Re: To cut, or not to cut

Posted: Thu Sep 28, 2017 6:23 pm
by xr280xr
KategoricalKarnivore wrote:Again, no experience here, but what do you mean it's hard to propagate because it dies off? Can you get more plants from the spike like cutting VFT spikes and planting?
Yes, but not as easily as a VFT spike. Those little lumps or seams every few inches on the spike are a bract covering a dormant bud. The bud is capable of becoming a flower, a branch, a clone of the plant. Sometimes it will happen spontaneously (or when the mother plant is in bad health) and the little plantlet is known as a keiki. You can buy a paste containing hormones called keiki paste to apply to those nodes to encourage a keiki to sprout but it's best done after it has finished flowering because that's when the plant's internal hormones are most cooperative. Keiki paste is the most common way of cloning an orchid.

You can also cut up the spike and grow them in sterile culture. I've tried in basic MS media, which isn't really what you're supposed to use, without any luck. I've also cut off the spike and just laid it on some live sphagnum moss and kept it very humid and gotten a few strikes. But I made the mistake of leaving them in that humidity too long and they rotted. I think water probably dripped into their crown which is always the easiest way to kill an adult.

I've also read that on a very mature phal that's getting very tall/long, you can cut off the stump below the leaves and the newest roots, but with a few roots attached and it can supposedly grow a new plant. I've never tried that one.
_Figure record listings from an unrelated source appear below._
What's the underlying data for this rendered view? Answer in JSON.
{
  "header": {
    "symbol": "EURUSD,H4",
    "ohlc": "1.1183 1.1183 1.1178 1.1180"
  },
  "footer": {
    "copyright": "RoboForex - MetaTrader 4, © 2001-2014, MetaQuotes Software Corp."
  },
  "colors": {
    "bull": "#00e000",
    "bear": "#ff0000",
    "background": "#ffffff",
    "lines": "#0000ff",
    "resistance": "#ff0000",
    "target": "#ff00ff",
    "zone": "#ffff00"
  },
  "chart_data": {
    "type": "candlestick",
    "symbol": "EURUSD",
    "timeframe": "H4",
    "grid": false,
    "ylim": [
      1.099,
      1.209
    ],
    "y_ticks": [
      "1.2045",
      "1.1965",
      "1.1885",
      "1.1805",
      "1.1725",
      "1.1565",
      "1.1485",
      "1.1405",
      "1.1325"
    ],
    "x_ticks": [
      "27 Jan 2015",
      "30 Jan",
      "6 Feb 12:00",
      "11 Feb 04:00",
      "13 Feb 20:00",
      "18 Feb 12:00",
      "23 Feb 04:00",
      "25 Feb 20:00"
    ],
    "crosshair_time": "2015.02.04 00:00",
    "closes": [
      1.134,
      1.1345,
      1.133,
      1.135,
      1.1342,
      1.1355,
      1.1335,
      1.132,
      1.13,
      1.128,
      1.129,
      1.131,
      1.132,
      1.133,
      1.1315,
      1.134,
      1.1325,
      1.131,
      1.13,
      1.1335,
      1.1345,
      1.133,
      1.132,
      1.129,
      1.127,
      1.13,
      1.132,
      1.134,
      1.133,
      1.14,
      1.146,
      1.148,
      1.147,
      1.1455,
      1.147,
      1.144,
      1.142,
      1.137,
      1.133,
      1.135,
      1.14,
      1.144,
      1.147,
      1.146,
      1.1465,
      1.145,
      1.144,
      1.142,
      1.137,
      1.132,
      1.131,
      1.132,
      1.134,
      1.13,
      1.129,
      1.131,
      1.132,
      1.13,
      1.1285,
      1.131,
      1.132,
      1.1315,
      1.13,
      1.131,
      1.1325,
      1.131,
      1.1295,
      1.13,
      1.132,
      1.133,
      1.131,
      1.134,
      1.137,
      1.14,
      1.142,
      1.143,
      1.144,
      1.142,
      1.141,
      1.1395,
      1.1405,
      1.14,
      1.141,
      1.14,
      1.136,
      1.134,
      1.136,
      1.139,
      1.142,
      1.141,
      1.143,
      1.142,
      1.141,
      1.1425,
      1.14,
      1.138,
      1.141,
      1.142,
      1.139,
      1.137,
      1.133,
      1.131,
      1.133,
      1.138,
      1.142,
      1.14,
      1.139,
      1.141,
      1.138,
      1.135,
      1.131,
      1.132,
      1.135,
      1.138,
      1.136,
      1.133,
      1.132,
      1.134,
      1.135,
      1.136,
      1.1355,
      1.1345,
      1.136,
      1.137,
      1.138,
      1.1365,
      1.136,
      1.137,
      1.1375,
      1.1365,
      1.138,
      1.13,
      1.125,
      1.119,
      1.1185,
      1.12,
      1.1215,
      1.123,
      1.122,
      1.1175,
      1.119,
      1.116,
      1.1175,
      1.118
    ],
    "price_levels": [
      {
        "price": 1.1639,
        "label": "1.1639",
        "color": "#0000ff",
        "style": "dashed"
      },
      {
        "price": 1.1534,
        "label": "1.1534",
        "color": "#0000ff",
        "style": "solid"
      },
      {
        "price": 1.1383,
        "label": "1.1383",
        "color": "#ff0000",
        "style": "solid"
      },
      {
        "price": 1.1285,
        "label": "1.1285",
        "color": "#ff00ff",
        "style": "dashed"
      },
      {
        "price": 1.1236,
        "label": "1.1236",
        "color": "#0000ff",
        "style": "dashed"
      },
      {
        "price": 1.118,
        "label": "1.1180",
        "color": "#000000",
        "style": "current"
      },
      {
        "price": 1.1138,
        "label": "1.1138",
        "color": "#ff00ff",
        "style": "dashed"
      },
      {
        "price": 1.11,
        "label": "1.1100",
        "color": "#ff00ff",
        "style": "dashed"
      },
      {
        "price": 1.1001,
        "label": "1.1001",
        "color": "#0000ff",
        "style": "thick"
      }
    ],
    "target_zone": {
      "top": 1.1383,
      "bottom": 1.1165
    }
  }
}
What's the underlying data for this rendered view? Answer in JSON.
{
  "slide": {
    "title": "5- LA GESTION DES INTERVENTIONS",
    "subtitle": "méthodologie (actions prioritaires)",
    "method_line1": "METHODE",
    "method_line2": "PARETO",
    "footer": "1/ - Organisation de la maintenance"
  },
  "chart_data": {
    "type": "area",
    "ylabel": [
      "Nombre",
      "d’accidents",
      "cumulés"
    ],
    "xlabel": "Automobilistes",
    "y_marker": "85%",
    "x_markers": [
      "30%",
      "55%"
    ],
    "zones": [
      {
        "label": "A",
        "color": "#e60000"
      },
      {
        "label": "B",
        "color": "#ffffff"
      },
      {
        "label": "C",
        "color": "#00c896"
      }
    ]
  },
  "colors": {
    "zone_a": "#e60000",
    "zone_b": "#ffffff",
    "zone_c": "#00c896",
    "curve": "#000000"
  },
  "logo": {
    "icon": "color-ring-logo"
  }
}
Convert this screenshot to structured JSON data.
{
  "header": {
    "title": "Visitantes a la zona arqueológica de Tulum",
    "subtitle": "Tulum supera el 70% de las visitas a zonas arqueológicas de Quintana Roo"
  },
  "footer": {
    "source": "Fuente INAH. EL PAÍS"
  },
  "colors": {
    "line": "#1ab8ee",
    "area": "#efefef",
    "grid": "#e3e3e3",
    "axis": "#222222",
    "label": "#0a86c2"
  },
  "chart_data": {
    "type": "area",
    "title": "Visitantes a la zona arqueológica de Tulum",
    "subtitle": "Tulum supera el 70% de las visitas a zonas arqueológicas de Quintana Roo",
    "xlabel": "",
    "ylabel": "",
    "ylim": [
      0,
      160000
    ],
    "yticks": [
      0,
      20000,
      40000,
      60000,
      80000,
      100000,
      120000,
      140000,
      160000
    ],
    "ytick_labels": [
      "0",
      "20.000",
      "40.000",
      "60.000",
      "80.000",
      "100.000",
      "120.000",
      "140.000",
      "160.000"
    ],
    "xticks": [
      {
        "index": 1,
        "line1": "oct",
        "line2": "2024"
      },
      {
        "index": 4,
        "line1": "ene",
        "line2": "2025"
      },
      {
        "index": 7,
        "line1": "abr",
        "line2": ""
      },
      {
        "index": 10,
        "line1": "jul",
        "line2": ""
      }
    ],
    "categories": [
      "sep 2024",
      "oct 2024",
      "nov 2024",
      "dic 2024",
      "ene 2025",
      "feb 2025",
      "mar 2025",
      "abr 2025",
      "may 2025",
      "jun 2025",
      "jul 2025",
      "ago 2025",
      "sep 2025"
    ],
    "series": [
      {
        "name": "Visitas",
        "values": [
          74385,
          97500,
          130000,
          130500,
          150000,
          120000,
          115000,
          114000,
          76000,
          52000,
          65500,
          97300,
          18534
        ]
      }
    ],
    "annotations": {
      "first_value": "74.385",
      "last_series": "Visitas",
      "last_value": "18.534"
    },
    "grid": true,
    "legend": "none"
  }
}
Since my spike on the one plant dies off so quickly, it has been hard to get a keiki from keiki paste. I tried last year and it just ended up growing new branches and flowered for the entire year instead :lol:

Re: To cut, or not to cut

Posted: Thu Sep 28, 2017 8:22 pm
by KategoricalKarnivore
Awesome. Great information. Thanks a bunch.

Re: To cut, or not to cut

Posted: Wed Oct 11, 2017 7:18 pm
by KategoricalKarnivore
Ok so I noticed the little covering over the last bract on my other orchid was swelling and splitting so I tore it off. This was underneath. Am I correct in assuming this will be a new branch with flowers coming from it? Thanks.

Re: To cut, or not to cut

Posted: Wed Oct 11, 2017 10:02 pm
by xr280xr
Most likely. It might wait until next year before going for it though. That is what I was referring to above:
xr280xr wrote:Those little lumps or seams every few inches on the spike are a bract covering a dormant bud. The bud is capable of becoming a flower, a branch, a clone of the plant.
I believe it is initially a little clump of undifferentiated cells. I haven't ever noticed a keiki that early on so I'm not sure what they look like at that stage.

Re: To cut, or not to cut

Posted: Wed Oct 11, 2017 10:11 pm
by KategoricalKarnivore
Ok cool thanks. Well it went from basically nothing there to that size in about 2 weeks. So maybe it'll just keep right on growing. Fingers crossed.

Re: To cut, or not to cut

Posted: Thu Oct 12, 2017 2:50 pm
by xr280xr
KategoricalKarnivore wrote:Ok cool thanks. Well it went from basically nothing there to that size in about 2 weeks. So maybe it'll just keep right on growing. Fingers crossed.
No problem. Yeah, it actually might keep growing now. I wasn't thinking about what time of year it was yesterday! Cold/cooler nighttime temperatures are what prompt them to bloom.